One of the things that Jules and I had put on our ‘must do list’ while in Japan was to attend a sumo tournament. Last year a major tournament planned for Osaka was cancelled due to a betting scandal that had tarnished the reputation of the country’s most revered sport. However this year, sumo was back and would nicely coincide with the arrival of a friend from Australia who was also very keen to see the ‘big boys’ demonstrating this unique form of martial art.
We had booked tickets for the final day of the two-week tournament and the stadium was a sellout. As we entered the Osaka Prefecture Gymnasium, the crowds were filling in for the final Makuuchi competition (the top division of professional sumo). We chose to sit on western style seats high on the third level, but if we wanted a closer view, we could have sat on pillows in one of the numerous tatami styled areas that circle the dohyo (the raised wrestling ring).

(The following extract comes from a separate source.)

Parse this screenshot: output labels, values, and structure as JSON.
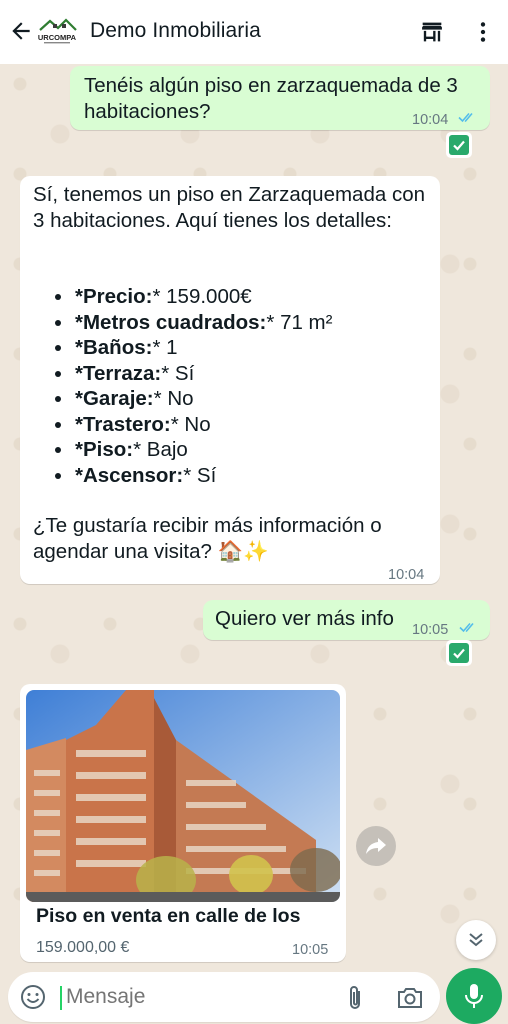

It seemed that the closer you moved to the to the central ring, the more formal it all became with absolute ringside seats being reserved for traditionally dressed officials, the well to do of Osaka and the sumos themselves.
Eventually it was time for the wrestlers to make their appearance and following protocol, they strutted into the arena in reverse rank order, each wearing a large traditional apron called a kesko-mawashi. Following a short ritual ceremony, they were ready to begin, with each retiring to the dressing rooms to await their all important match. As with the previous days, each sumo would only fight once, adding to their win/loss record which would ultimately determine their overall ranking for the tournament.
As we began to watch proceedings, we became fascinated by the various traditions and gestures of the combatants and the officials. While the actual bouts might only last for a matter of seconds, there was always plenty happening in and around the dohyo. The sumos have up to four minutes to get their bout underway, so there is plenty of posturing, body slapping and throwing handfuls of salt into the ring (a ritual of purification). Finally they would take up positions with the mandatory stamping of feet before crouching ready for action. The fight itself is ‘no holds barred’ in an attempt to force an opponent to the ground or outside the circle. This can often result in a sumo being spectacularly tossed off the raised dohyo into the crowd, which probably explained why many of the wrestlers had battle scars and bandages following a long tournament.
The capacity crowd, who clearly had their favorites, enthusiastically cheered each encounter. The arrival of local sumo Goeido sent the fans wild and they were soon chanting his name throughout the stadium. With a ranking of 6th, he was taking on the much favored and higher ranked, Kakurya. The crowd support must have worked, as he went on to win the bout; much to the delight of the cheering fans. This was an unexpected defeat for Kakurya who could have won the tournament with that win. He was now forced into a final deciding bout to determine the ultimate champion. This would be against his archrival Hakuho, who was seeking revenge following his defeat at the previous tournament. It seems that Goeido’s earlier win had indeed proved decisive, shaking Kakurya's confidence and allowing Hakuho to go on to win the bout and the championship!
After receiving the rapturous adulation of the fans, the presentation ceremony began and as we were by now well entrenched in the atmosphere of the moment, we decided to stay although we would understand none of the speeches. One by one, large trophies were brought out and presented to Hakuko, who graciously acknowledged the crowd before passing them on to his assistants who dutifully rushed them off to his dressing room. We were somewhat amazed by the scale and number of these lavish gifts, some of which took two men to lift. By the tenth presentation and speech we finally decided to leave the stadium, with yet more trophies to be given waiting in the wings.
While having to learn much about the rules and formalities as we went along, we had certainly enjoyed our day of sumo wrestling. This was yet another facet of Japanese culture that continues to fascinate us westerners and the type of experience that makes a visit here so wonderfully unique.